In Nahar, the Supreme Court held that Ranjan Chemicals could not have departed from the law laid down in ABS Marine, as it was a decision of a coordinate Bench. The Court also seems to have accepted the argument that s. 31 of the DRT Act is exhaustive of the powers of transfer under the Act. Substantively, the Court agreed with the reasoning that a DRT is incapable of adjudicating complex issues of law and fact. It noted that a Tribunal that has the “trappings” of a court is not necessarily a court, and approved decisions that had held that the DRT is not a court. Moreover, the DRT cannot issue a decree, but only a recovery certificate. Although a DRT is empowered to take evidence in a detailed manner, the Court observed that its function is intended to make this the exception and not the rule. Thus, the position is that the DRT is not a civil court for the purposes of ss. 23, 24 and 25 of the CPC. Nor is it subordinate to the High Court. The following observations are apposite:
“Concededly in the proceeding before the Debt Recovery Tribunal detailed examination; cross-examinations, provisions of the Evidence Act as also application of other provisions of the Code of Civil Procedure like interrogatories, discoveries of documents and admission need not be gone into. Taking recourse to such proceedings would be an exception. Entire focus of the proceedings before the Debt Recovery Tribunal centers round the legally recoverable dues of the bank… Under the Act, as it originally stood, did not even have any power to entertain a claim of set off or counter-claim. No independent proceedings can be initiated before it by a debtor. A debtor under the common law of contract as also in terms of the loan agreement may have an independent right. No forum has been created for endorsement of that right. Jurisdiction of a civil court as noticed hereinbefore is barred only in respect of the matters which strictly come within the purview of Section 17 thereof and not beyond the same. The Civil Court, therefore, will continue to have jurisdiction” [emphasis supplied].
The Court evolved two other important propositions. The first is the well-settled principle that a bar on the jurisdiction of the civil court is not to be readily inferred. The second, and more important, was the Court’s finding that since the right to appeal is a vested, statutory right by virtue of s. 96 of the CPC, the line of reasoning employed in Ranjan Chemicals would not only deprive the borrower of his right to sue, but also of his right to appeal.

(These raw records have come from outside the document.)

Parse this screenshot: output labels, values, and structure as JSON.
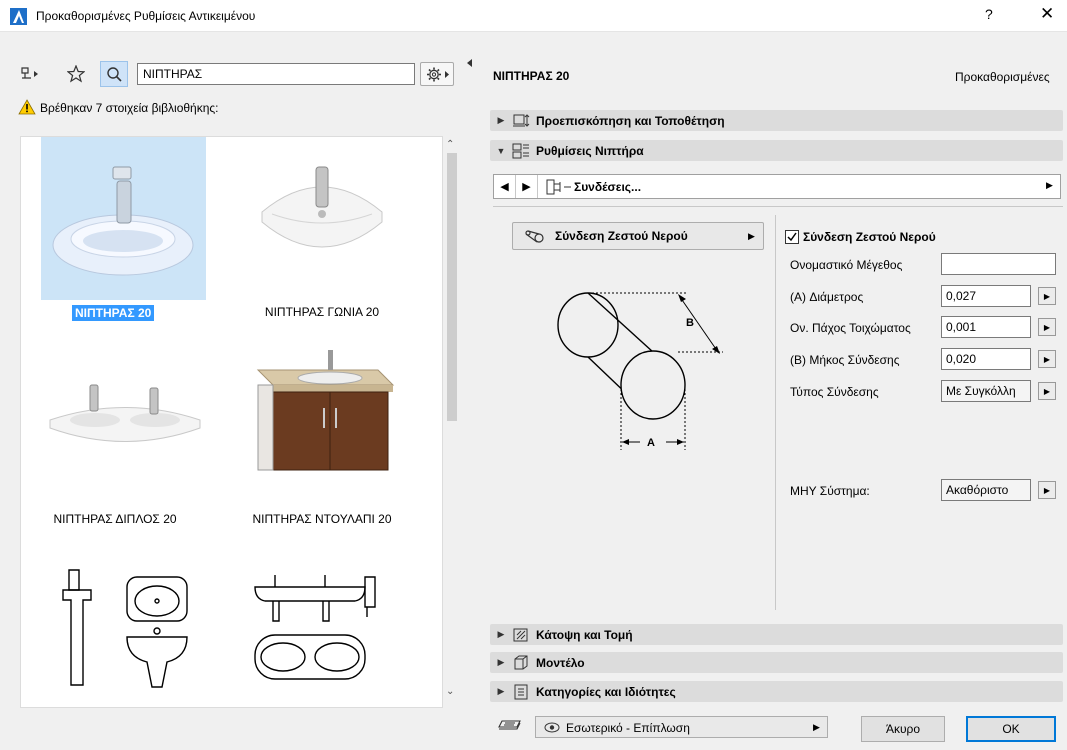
{
  "window": {
    "title": "Προκαθορισμένες Ρυθμίσεις Αντικειμένου",
    "help": "?",
    "close": "✕"
  },
  "library": {
    "search_value": "ΝΙΠΤΗΡΑΣ",
    "found_text": "Βρέθηκαν 7 στοιχεία βιβλιοθήκης:",
    "items": [
      {
        "label": "ΝΙΠΤΗΡΑΣ 20"
      },
      {
        "label": "ΝΙΠΤΗΡΑΣ ΓΩΝΙΑ 20"
      },
      {
        "label": "ΝΙΠΤΗΡΑΣ ΔΙΠΛΟΣ 20"
      },
      {
        "label": "ΝΙΠΤΗΡΑΣ ΝΤΟΥΛΑΠΙ 20"
      }
    ]
  },
  "header": {
    "title": "ΝΙΠΤΗΡΑΣ 20",
    "subtitle": "Προκαθορισμένες"
  },
  "sections": {
    "preview": "Προεπισκόπηση και Τοποθέτηση",
    "settings": "Ρυθμίσεις Νιπτήρα",
    "floorplan": "Κάτοψη και Τομή",
    "model": "Μοντέλο",
    "categories": "Κατηγορίες και Ιδιότητες"
  },
  "nav": {
    "page_label": "Συνδέσεις..."
  },
  "connection": {
    "button_label": "Σύνδεση Ζεστού Νερού",
    "checkbox_label": "Σύνδεση Ζεστού Νερού",
    "checked": true,
    "diagram_label_a": "A",
    "diagram_label_b": "B",
    "props": [
      {
        "label": "Ονομαστικό Μέγεθος",
        "value": ""
      },
      {
        "label": "(A) Διάμετρος",
        "value": "0,027"
      },
      {
        "label": "Ον. Πάχος Τοιχώματος",
        "value": "0,001"
      },
      {
        "label": "(B) Μήκος Σύνδεσης",
        "value": "0,020"
      },
      {
        "label": "Τύπος Σύνδεσης",
        "value": "Με Συγκόλλη"
      }
    ],
    "system_label": "ΜΗΥ Σύστημα:",
    "system_value": "Ακαθόριστο"
  },
  "footer": {
    "view_label": "Εσωτερικό - Επίπλωση",
    "cancel_label": "Άκυρο",
    "ok_label": "OK"
  },
  "colors": {
    "accent": "#0078d7",
    "selection_bg": "#cce4f7",
    "selected_label_bg": "#3399ff"
  }
}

In sum, the Court has not only reached the correct conclusion, but also finally clarified the law on DRTs with a well-reasoned and authoritative judgment. Worries remain, however, that the judgment may be used by borrowers as a tool to stall the efficacy of DRTs.
There is a clear jurisdictional tussle between the Civil Court and the DRT in terms of powers conferred and powers exercisable. What does judgment does is nothing but demarcate the preferred court of option for the borrower which is the civil court and that for the Banks remains the DRT. But, the counterclaim option for the borrower over the DRT's decision through an independent suit exist whereas the same does not exist for banks. The basis for this appears to be the powers given to the Civil Court vis a vis the DRT but yet this gives more scope of misuse since the borrower has a better option at a more powerful authority.
I have written an article that is published in (2009) 6 MLJ 83 ( Journal) "Nahar vs. HSBC – A Retrograde Step". It gives another point of view.